MINUTE PARTICULAR
Apollonian Elephant?
In Blake Records Supplement, G. E. Bentley, Jr. includes part of a 20 June 1802 letter to William Hayley from his friend Edward Garrard Marsh, an Oxford student who had met Blake at Felpham (21). In the letter, Marsh offers Hayley and Blake his translation from the Argonautica of Apollonius of Rhodes, wishes Blake success “on his elephant” (i.e., his engravings for Hayley’s Elephant ballad), and suggests that the elephant “from its rider might (I think) be called the Apollonian elephant.” As Bentley points out in a footnote, however, “There is no reference to elephants in Apollonius of Rhodes” (21). Nor does Robert N. Essick, in his article on Marsh’s letters, see anything “particularly ‘Apollonian’ about Blake’s design” (69).

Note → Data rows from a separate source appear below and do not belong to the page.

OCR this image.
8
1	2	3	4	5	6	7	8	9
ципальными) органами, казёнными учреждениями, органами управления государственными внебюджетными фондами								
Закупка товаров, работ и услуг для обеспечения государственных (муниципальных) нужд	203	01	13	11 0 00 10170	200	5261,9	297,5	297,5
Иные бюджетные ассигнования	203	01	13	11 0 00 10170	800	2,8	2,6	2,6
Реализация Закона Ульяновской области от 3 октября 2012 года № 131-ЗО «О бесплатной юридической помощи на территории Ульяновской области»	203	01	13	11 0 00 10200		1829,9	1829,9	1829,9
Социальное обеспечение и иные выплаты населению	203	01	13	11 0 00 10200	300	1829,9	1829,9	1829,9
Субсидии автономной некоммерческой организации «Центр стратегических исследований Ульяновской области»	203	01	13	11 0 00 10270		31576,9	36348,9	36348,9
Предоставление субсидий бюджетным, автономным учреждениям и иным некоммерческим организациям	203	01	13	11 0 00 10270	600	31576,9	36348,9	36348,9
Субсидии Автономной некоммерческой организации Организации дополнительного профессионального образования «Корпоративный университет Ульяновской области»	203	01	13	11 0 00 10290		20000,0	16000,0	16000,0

The confusion here results from Marsh’s mental leap from one Apollonius to another. The “Apollonian elephant” refers to Philostratus’s Life of Apollonius of Tyana, a highly embroidered tale of the travels and purported miracles of a Neopythagorean philosopher who lived during the first century A.D. In the second book of that work, Apollonius and his sidekick Damis travel to India, where they encounter a number of elephants. (This, by the way, is the same Apollonius who spoils Lamia’s fun in Keats’s poem.)
If Bentley is right (and I think he is) in suggesting that the “rider” is Blake, Marsh appears to be comparing Blake, however facetiously, to Apollonius of Tyana. What’s more, he clearly expects Hayley to see the resemblance without further explanation and to enjoy his little joke. Why Marsh thought the comparison apt is a tantalizing—and probably unanswerable—question. Perhaps Marsh was simply alluding to Blake’s lack of worldliness rather than to any specifically Pythagorean tendencies in his thought or work.
Works Cited
Bentley, G. E., Jr. Blake Records Supplement. Oxford: Clarendon P, 1988.
Essick, Robert N. “Blake, Hayley, and Edward Garrard Marsh: ‘An Insect of Parnassus.’” Explorations 1 (1987): 58-84.
Philostratus. The Life of Apollonius of Tyana. Trans. F. C. Conybeare. 2 vols. Cambridge, MA: Harvard UP, 1960.